Why is play important for child development?
Learning through play helps children retain information and skills better than more passive forms of instruction. Play also allows children to practice problem-solving, creativity, and collaboration in a safe and enjoyable environment.
There is no division for children between play and learning, which makes play central to a child’s development, confidence, and well-being. Play enables children to make connections with the world around them, develop socially, as they move through the different stages of play, and build relationships and language skills through these interactions.
It is important to have a variety of play experiences, both indoors and outdoors. It is also important to have unstructured, ‘Free Play‘ and a more structured ‘Guided Play.’
Free Play is a play that is self-selected and initiated by the child. Experiences are chosen either through interests and passions or through social connections. Free play is typically described as play that is child-directed, voluntary, and internally motivated.
Free Play enables children to be decision-makers in their learning, with a self-established goal. During free play, children decide what and how they are going to play, where they will play, and for how long they will be engaged.
Free choice is intrinsically motivating, as there are no external expectations or concepts set by adults. Teachers observe and follow the lead of their students. It is through these observations that teachers can plan the curriculum to build on the student’s skills and interests.
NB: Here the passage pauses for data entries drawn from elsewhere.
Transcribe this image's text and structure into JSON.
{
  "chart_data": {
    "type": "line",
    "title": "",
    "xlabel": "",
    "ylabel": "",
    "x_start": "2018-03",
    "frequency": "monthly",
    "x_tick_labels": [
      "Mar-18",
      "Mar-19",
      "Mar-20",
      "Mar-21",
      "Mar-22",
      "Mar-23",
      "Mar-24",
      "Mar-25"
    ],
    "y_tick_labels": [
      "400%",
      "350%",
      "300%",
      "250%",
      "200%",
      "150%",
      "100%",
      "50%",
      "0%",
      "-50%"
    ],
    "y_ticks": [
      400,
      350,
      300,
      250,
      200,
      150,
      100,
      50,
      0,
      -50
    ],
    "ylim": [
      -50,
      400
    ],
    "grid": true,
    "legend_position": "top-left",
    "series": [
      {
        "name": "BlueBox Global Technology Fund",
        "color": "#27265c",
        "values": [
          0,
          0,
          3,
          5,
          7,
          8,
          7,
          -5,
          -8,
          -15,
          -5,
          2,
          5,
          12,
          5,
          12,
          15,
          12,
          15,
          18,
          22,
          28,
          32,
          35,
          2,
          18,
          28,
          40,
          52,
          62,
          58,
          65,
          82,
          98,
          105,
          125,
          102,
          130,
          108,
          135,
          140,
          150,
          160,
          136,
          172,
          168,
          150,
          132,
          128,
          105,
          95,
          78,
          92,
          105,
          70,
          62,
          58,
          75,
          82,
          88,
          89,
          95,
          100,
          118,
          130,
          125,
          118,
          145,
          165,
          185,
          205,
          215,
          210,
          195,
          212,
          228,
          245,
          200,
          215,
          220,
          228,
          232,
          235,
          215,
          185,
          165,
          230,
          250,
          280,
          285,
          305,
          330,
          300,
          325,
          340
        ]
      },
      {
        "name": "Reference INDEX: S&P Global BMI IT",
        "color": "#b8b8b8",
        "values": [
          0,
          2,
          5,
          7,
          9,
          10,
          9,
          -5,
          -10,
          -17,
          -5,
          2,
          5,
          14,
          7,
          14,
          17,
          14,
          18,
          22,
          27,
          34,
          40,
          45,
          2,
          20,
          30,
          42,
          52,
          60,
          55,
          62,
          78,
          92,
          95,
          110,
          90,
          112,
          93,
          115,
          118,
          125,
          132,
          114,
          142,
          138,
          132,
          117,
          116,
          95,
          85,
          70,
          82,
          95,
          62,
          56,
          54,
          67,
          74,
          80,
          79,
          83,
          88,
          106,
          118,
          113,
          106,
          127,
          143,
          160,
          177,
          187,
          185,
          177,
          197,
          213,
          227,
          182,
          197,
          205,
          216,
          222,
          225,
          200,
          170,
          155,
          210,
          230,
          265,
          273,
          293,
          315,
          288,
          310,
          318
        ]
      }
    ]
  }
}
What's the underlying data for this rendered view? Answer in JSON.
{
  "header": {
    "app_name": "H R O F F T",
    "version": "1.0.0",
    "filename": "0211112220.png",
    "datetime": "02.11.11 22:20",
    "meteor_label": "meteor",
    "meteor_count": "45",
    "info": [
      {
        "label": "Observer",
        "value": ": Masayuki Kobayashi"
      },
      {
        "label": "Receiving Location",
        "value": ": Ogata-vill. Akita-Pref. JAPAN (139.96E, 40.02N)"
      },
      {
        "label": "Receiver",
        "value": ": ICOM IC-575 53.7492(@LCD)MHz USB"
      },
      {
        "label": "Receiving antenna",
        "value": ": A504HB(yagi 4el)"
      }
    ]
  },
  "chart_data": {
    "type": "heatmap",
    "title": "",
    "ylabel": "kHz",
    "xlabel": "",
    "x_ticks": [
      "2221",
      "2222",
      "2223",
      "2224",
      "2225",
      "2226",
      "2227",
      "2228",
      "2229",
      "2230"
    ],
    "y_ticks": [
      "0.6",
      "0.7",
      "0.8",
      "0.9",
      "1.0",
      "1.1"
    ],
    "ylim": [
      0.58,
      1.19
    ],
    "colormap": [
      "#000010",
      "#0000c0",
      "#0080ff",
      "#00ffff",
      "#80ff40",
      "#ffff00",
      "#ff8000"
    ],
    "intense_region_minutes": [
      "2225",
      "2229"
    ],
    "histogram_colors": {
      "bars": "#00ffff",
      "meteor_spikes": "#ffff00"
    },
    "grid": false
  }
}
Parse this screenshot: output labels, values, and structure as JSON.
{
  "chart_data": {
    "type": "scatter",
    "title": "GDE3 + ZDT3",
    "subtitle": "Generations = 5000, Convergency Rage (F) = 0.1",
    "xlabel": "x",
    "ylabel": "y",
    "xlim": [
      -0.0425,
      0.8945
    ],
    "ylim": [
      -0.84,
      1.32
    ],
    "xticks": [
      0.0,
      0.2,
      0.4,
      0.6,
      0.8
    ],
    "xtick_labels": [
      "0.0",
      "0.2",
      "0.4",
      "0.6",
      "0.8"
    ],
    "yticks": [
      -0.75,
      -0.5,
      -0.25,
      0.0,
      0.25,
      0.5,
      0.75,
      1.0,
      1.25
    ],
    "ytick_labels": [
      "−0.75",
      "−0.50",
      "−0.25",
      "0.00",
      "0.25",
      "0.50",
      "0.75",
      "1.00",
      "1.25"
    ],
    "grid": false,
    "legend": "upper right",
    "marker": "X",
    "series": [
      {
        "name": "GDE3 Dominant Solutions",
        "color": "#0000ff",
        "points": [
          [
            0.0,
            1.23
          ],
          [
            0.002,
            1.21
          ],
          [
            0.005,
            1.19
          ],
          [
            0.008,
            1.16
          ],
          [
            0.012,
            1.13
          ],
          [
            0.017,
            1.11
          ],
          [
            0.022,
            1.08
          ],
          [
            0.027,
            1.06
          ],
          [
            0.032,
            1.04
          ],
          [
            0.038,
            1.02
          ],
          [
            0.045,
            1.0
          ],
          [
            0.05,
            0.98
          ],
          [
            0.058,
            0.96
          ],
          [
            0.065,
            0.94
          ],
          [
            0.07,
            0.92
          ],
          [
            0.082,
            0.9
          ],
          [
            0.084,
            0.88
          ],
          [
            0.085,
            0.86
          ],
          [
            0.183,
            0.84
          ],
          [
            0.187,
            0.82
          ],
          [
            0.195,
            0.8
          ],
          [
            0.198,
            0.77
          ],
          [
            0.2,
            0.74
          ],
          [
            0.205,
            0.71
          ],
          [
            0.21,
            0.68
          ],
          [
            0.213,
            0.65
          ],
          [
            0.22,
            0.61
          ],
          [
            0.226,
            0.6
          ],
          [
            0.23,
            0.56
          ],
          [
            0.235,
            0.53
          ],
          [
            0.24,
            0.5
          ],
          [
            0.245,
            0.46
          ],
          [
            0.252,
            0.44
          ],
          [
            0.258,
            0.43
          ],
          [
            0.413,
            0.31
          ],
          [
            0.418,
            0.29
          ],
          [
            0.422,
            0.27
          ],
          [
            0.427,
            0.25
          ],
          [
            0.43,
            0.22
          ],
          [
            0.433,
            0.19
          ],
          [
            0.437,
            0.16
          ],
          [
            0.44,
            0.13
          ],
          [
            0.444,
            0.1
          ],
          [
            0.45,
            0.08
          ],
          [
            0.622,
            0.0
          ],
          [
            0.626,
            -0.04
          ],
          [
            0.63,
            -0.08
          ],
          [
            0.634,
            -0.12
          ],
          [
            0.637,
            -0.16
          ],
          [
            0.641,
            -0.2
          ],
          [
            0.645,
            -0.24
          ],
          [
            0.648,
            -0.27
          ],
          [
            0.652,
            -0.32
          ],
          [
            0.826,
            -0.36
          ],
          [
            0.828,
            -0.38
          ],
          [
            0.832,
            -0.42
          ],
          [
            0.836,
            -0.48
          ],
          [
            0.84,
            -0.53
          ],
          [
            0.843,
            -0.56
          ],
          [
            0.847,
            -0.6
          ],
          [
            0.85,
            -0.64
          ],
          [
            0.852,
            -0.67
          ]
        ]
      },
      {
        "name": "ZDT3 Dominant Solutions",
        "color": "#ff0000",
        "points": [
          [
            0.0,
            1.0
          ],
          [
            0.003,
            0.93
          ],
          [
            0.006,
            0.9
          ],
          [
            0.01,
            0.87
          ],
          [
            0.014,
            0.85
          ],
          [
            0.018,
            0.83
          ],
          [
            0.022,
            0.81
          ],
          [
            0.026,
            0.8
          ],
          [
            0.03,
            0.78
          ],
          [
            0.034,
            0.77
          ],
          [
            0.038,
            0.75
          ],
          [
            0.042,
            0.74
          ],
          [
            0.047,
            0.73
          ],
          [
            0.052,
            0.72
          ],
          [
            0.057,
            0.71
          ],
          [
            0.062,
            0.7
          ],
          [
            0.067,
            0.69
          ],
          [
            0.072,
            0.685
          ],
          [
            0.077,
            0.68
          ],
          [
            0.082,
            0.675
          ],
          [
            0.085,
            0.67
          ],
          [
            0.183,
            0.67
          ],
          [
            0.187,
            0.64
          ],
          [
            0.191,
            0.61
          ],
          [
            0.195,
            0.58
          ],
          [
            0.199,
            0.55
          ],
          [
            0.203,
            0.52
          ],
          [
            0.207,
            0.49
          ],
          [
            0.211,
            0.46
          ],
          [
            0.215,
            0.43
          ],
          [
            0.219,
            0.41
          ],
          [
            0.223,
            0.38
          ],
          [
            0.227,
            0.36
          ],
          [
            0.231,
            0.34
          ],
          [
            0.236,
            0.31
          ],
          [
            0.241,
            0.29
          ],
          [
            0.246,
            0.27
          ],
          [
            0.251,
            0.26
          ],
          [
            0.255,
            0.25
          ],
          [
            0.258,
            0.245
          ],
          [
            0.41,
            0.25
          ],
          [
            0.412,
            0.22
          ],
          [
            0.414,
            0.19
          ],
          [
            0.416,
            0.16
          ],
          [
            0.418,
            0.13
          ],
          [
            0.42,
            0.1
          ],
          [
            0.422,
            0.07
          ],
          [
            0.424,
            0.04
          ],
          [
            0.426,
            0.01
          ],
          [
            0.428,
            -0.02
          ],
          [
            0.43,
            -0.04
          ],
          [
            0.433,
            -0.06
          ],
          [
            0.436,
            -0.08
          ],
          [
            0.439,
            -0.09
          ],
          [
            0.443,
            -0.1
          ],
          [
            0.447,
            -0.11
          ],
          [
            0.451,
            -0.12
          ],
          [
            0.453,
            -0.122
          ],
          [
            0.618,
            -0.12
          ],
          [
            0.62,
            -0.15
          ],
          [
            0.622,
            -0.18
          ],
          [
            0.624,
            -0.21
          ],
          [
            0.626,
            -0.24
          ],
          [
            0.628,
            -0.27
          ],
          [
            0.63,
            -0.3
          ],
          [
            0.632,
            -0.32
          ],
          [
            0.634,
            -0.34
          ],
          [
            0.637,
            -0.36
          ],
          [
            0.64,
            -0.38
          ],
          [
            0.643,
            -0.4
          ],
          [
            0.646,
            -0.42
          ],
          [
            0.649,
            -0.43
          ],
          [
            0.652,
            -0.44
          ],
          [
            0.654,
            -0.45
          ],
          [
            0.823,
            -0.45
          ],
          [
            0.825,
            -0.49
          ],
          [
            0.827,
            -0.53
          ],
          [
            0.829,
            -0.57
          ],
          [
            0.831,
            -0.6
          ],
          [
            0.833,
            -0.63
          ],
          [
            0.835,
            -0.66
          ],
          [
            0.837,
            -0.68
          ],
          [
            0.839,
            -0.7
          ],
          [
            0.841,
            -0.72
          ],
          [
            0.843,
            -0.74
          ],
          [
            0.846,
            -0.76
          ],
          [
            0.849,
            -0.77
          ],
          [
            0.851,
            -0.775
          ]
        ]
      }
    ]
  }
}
When children have time and space to play without restriction, their imagination, and creativity are endless, as they explore ideas and interact with their immediate environment.
Through free play, children can discover new interests, and gain a greater understanding of the world around them, whilst building their skills.
Play enables children to enter at their own level where they can practice and master skills, and process information. They can practice and process skills that they are learning, enhance their social and language skills and expand their imagination, and cognitive and physical skills.
Guided Play refers to learning experiences that combine the child-directed nature of free play with a focus on learning objectives and outcomes, with adult scaffolding.
Our Guided Play experience usually reflects our Unit of Inquiry. Providing high-quality planned experiences for children’s play is an important way for adults to support children’s learning that is both enjoyable and challenging, in meaningful ways.
Teachers prepare relevant and inviting materials and provocations, model new skills, and purposefully question and communicate with the child(ren) to scaffold their learning. While doing this, they learn to persevere, build in their ability to attend and engage, develop flexibility in their thinking as they work towards their goal, and reflect on the process.
Guided play in the early childhood years is linked to higher gains in literacy and numeracy than explicit instruction.
Play is essential for the development of young children. It is through play that kids learn about the world around them and develop important cognitive, social, emotional, and physical skills.
It is important for parents, caregivers, and educators to provide children with ample opportunities to play, both structured and unstructured, to ensure they develop the skills they need to thrive.